Sunday, October 23, 2005

As if micro weren't enough - without even realising, were're stepping into the age of the nano. Microcomputers are so last centuary. If you're reading this 20 years from the date of writing, really sorry that I'm using pretty last-decade words here, but today, at the horizon, we're talking about the dawn of quantum-channel-based communications, DNA computing, nanorobotics and genetic therapy.

Yes, so much so that we keep on losing the big picture, the long-term view. Remember, at the dawn of navigation, we used to use stars as our guiding lights. And before we the industrialisation, we used to build everything to last forever. Now, everything has an expiry date. A namespace. A domain. A locale. We forget how the whole system is held together, how one nanosecond flows into the next and how the next flows into eternity. How boats on a stream that lightly knock against each other actually take on individual lives and lifestories after that brief and anonymous encounter on the floating market. Put it bluntly, we seem to have stepped into the age of one-night-stands. Transient, isolated and intense.

My maid (aka domestic helper; just in case "maid" still means unmarried woman where you're coming from) just went off to the airport. It's been a good one year. She came not knowing anything, even innocently tossing some of our plastic covers into the bin, not knowing the difference between plastic covers that keep lenses safe and disposible plastic packaging that come with the food we buy at convenient stores.

It is hard to imagine the depth of the journey that she's gone through in her stay here.
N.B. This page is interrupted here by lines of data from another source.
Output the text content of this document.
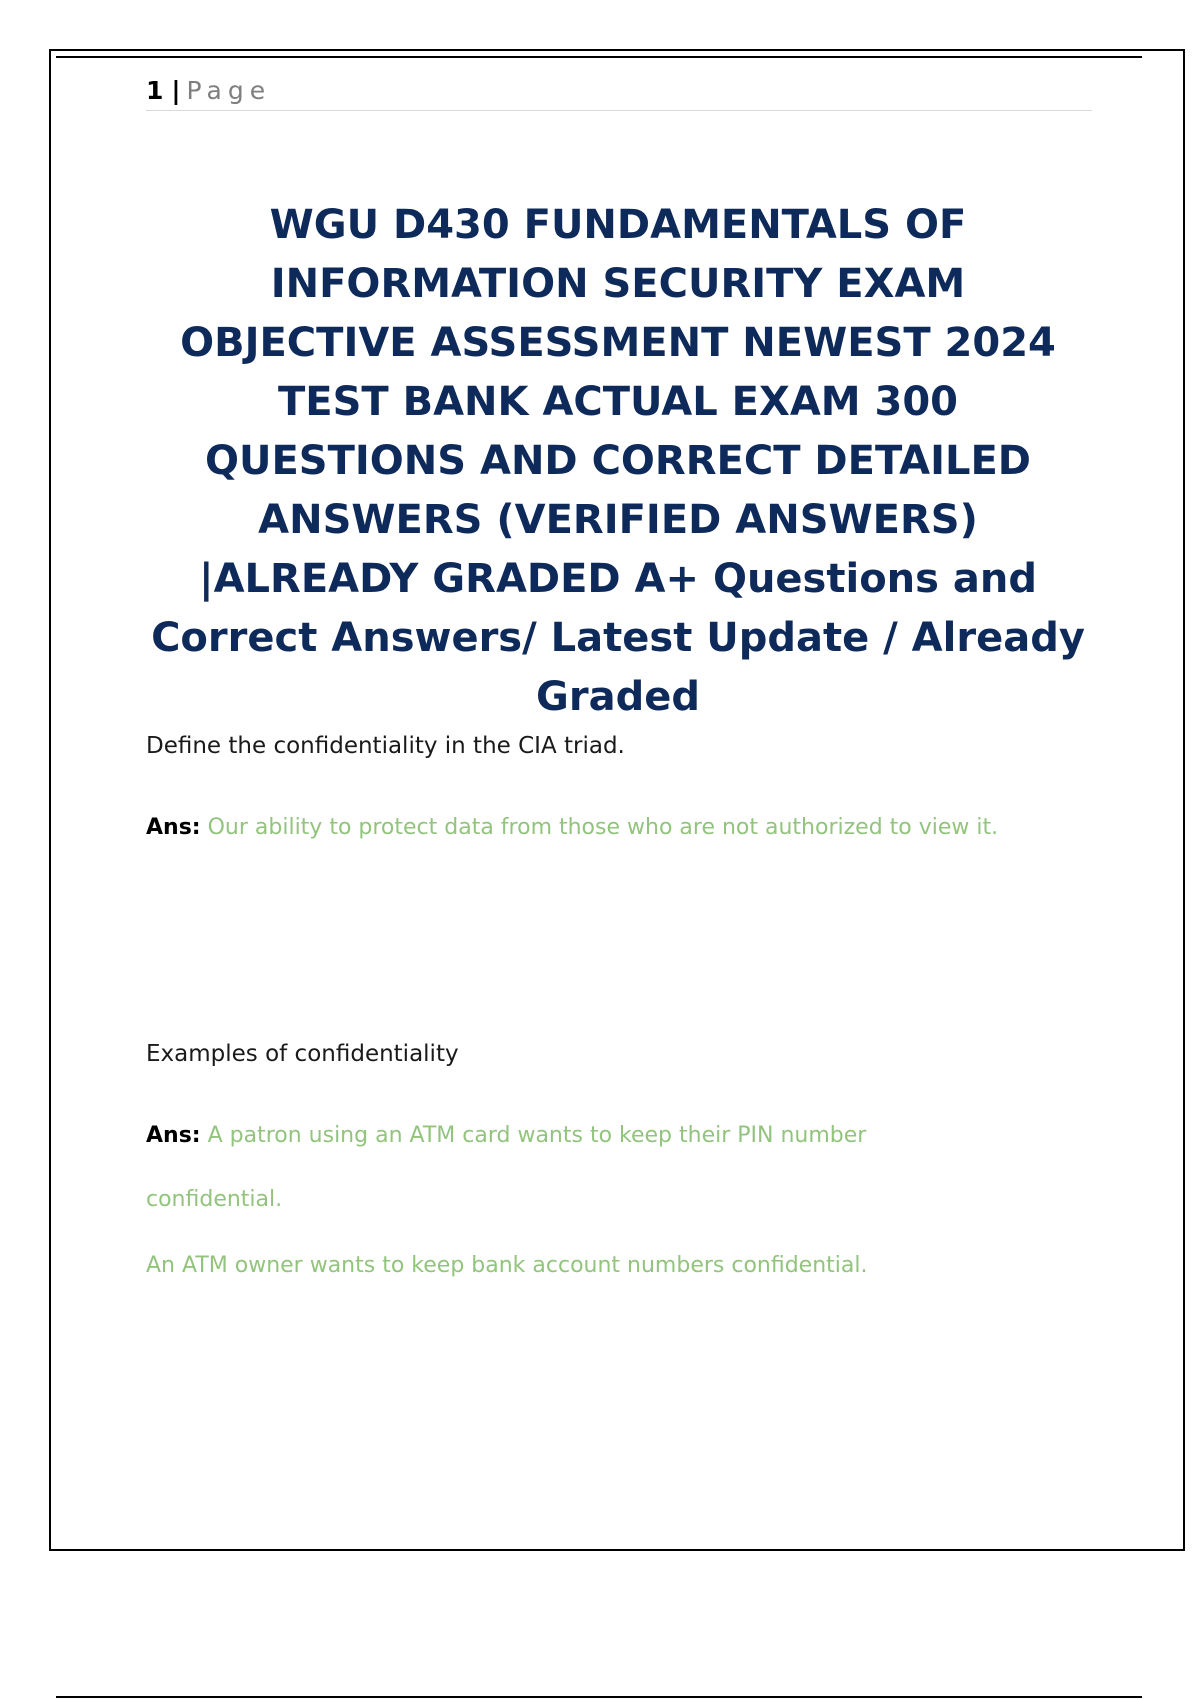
1 | Page
WGU D430 FUNDAMENTALS OF INFORMATION SECURITY EXAM OBJECTIVE ASSESSMENT NEWEST 2024 TEST BANK ACTUAL EXAM 300 QUESTIONS AND CORRECT DETAILED ANSWERS (VERIFIED ANSWERS) |ALREADY GRADED A+ Questions and Correct Answers/ Latest Update / Already Graded

Define the confidentiality in the CIA triad.

Ans: Our ability to protect data from those who are not authorized to view it.

Examples of confidentiality

Ans: A patron using an ATM card wants to keep their PIN number confidential.

An ATM owner wants to keep bank account numbers confidential.
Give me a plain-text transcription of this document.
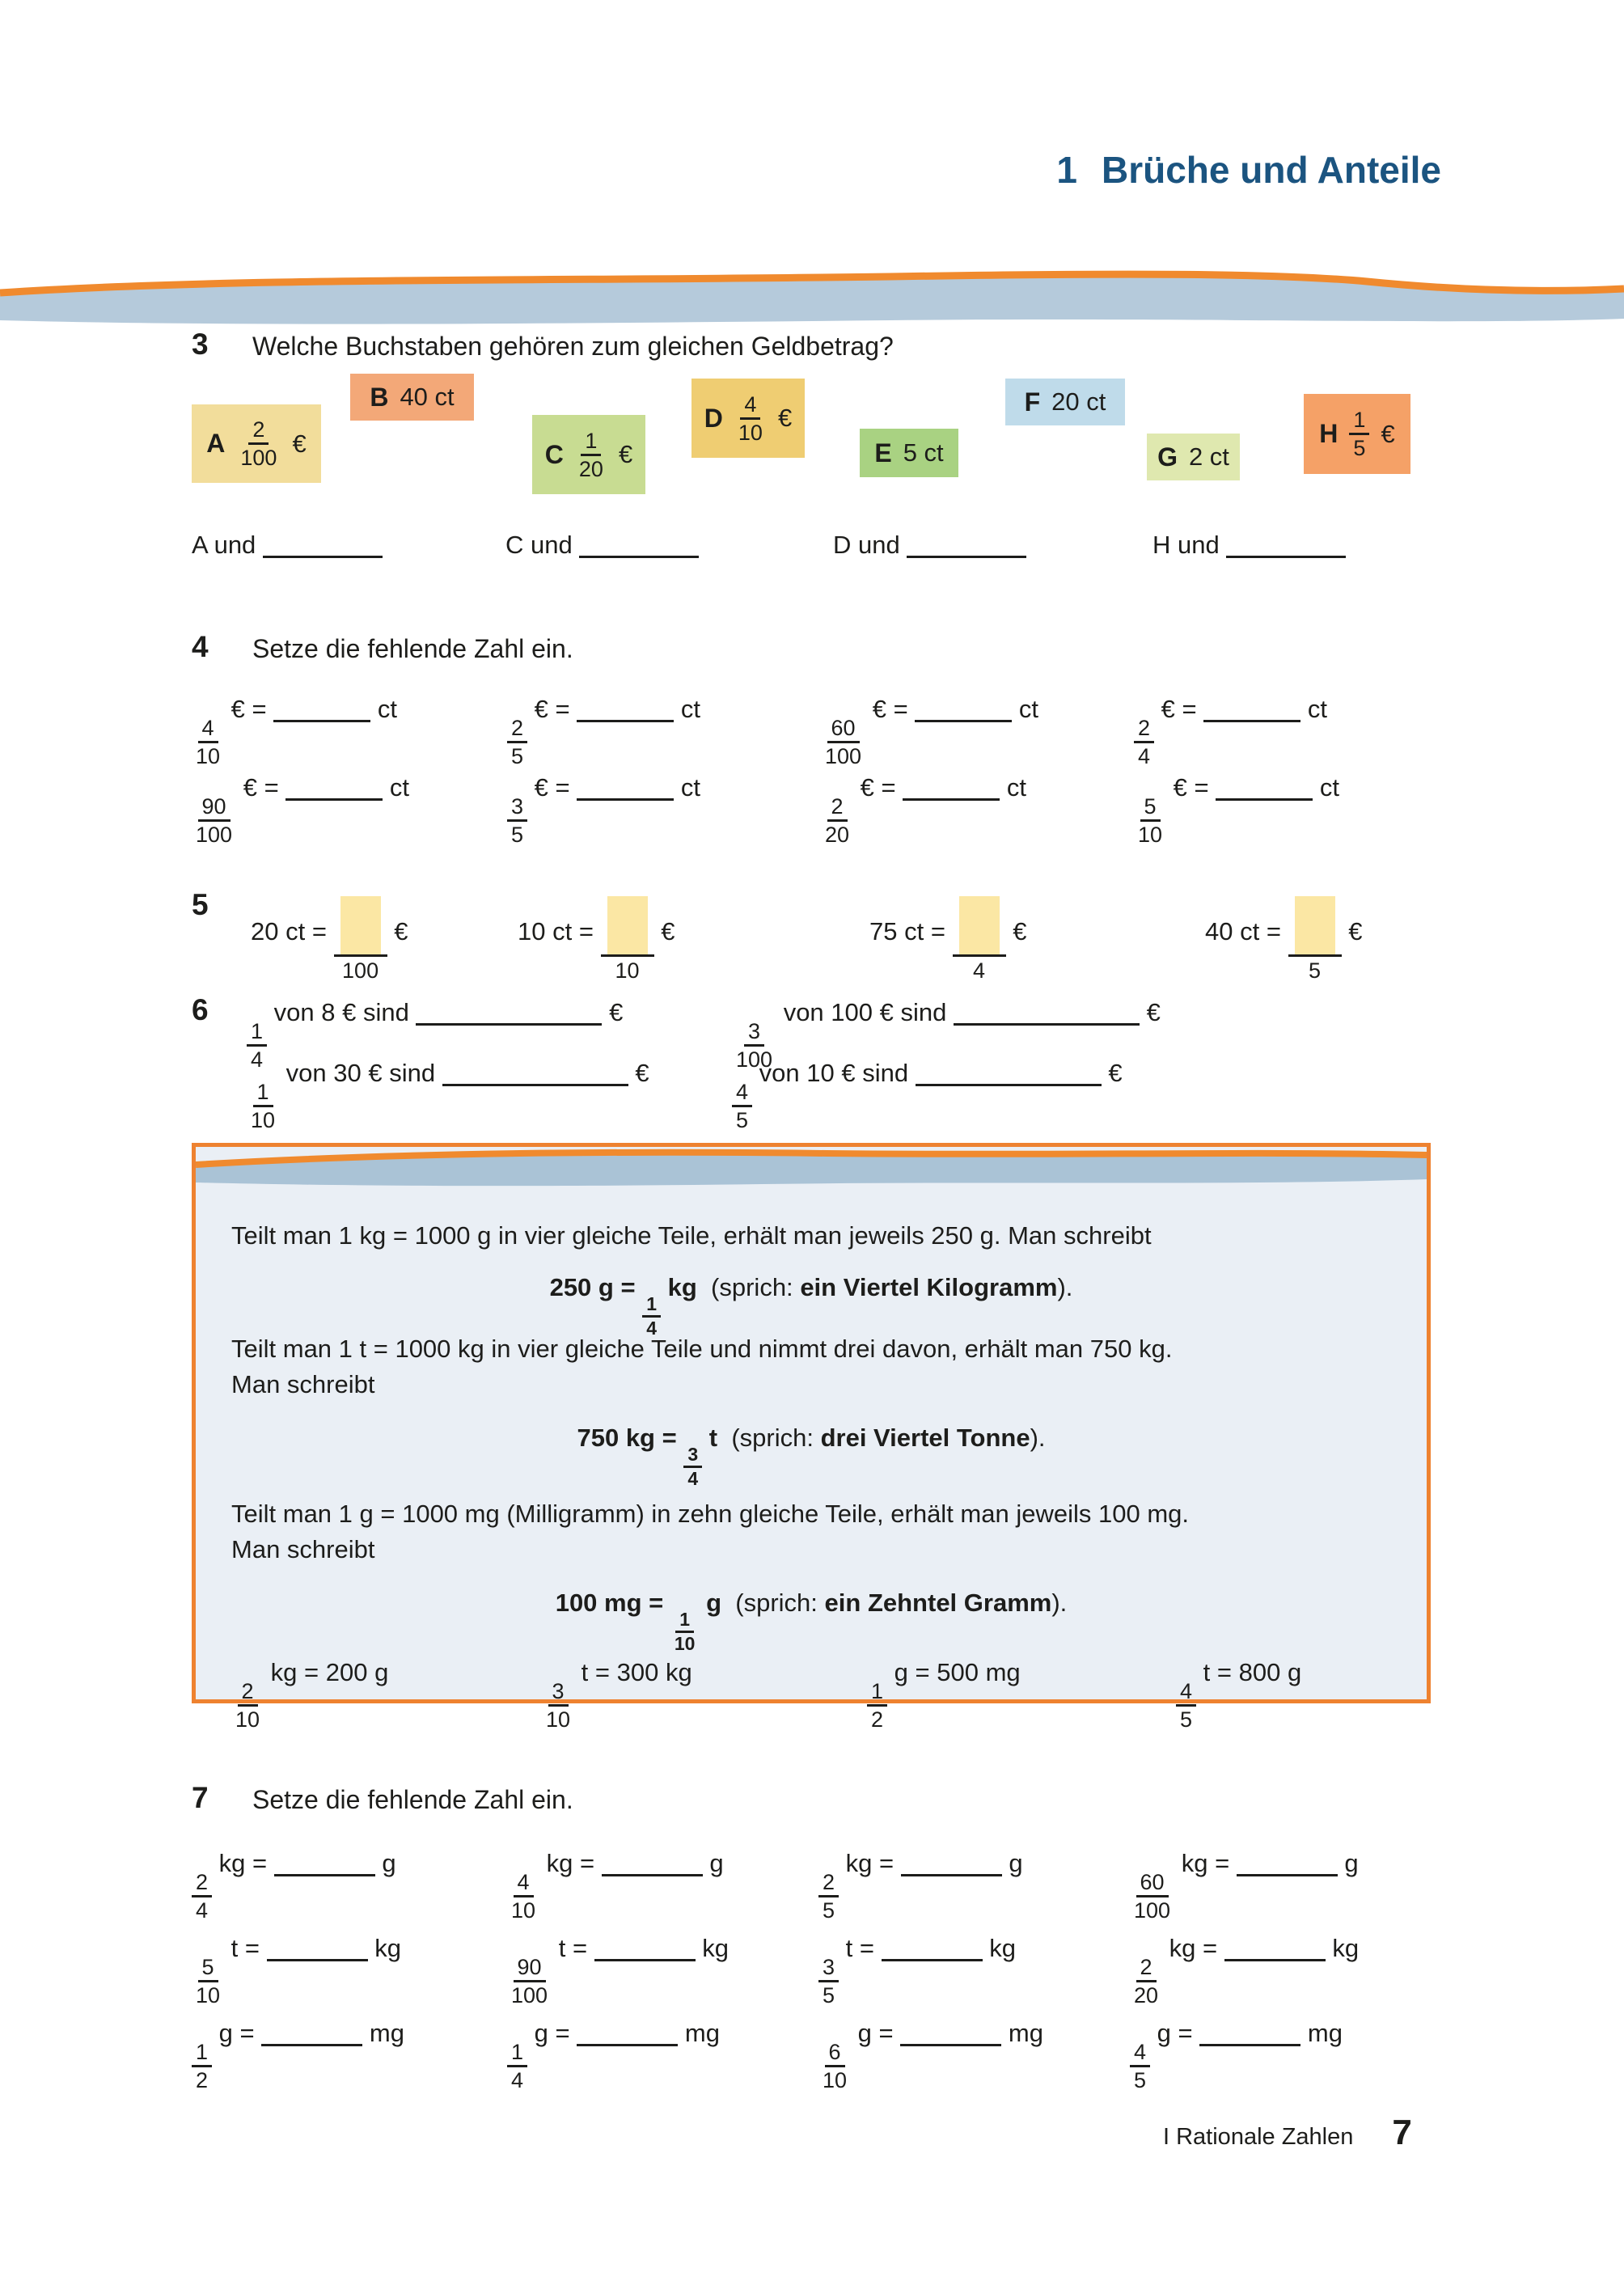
1 Brüche und Anteile
3 Welche Buchstaben gehören zum gleichen Geldbetrag?
A $\frac{2}{100}$ €
B 40 ct
C $\frac{1}{20}$ €
D $\frac{4}{10}$ €
E 5 ct
F 20 ct
G 2 ct
H $\frac{1}{5}$ €
A und	C und	D und	H und
4 Setze die fehlende Zahl ein.
$\frac{4}{10}$
€ =	ct
$\frac{2}{5}$
€ =	ct
$\frac{60}{100}$
€ =	ct
$\frac{2}{4}$
€ =	ct
$\frac{90}{100}$
€ =	ct
$\frac{3}{5}$
€ =	ct
$\frac{2}{20}$
€ =	ct
$\frac{5}{10}$
€ =	ct
5
20 ct =
100
€	10 ct =
10
€	75 ct =
4
€	40 ct =
5
€
6
$\frac{1}{4}$
von 8 € sind	€
$\frac{3}{100}$
von 100 € sind	€
$\frac{1}{10}$
von 30 € sind	€
$\frac{4}{5}$
von 10 € sind	€
Teilt man 1 kg = 1000 g in vier gleiche Teile, erhält man jeweils 250 g. Man schreibt
250 g =
$\frac{1}{4}$
kg (sprich: ein Viertel Kilogramm).
Teilt man 1 t = 1000 kg in vier gleiche Teile und nimmt drei davon, erhält man 750 kg.
Man schreibt
750 kg =
$\frac{3}{4}$
t (sprich: drei Viertel Tonne).
Teilt man 1 g = 1000 mg (Milligramm) in zehn gleiche Teile, erhält man jeweils 100 mg.
Man schreibt
100 mg =
$\frac{1}{10}$
g (sprich: ein Zehntel Gramm).
$\frac{2}{10}$
kg = 200 g
$\frac{3}{10}$
t = 300 kg
$\frac{1}{2}$
g = 500 mg
$\frac{4}{5}$
t = 800 g
7 Setze die fehlende Zahl ein.
$\frac{2}{4}$
kg =	g
$\frac{4}{10}$
kg =	g
$\frac{2}{5}$
kg =	g
$\frac{60}{100}$
kg =	g
$\frac{5}{10}$
t =	kg
$\frac{90}{100}$
t =	kg
$\frac{3}{5}$
t =	kg
$\frac{2}{20}$
kg =	kg
$\frac{1}{2}$
g =	mg
$\frac{1}{4}$
g =	mg
$\frac{6}{10}$
g =	mg
$\frac{4}{5}$
g =	mg
I Rationale Zahlen 7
So many things we take for granted must have been pretty challenging for her, as much as it is to us if we had to live in a distant and strange land. And even harder to grasp is how her life, after she's gone back, will continue in parallel to ours, even though we may not make contact ever again. How (if I may borrow a term from computing - not that I haven't been doing so :P) massively multi-threaded the real-world is! (Oh yes, and how real-time it is also...)

Ya, it is an exciting world. But how very helpless it also makes me feel everytime I attempt to grasp how the whole tapestry is held together.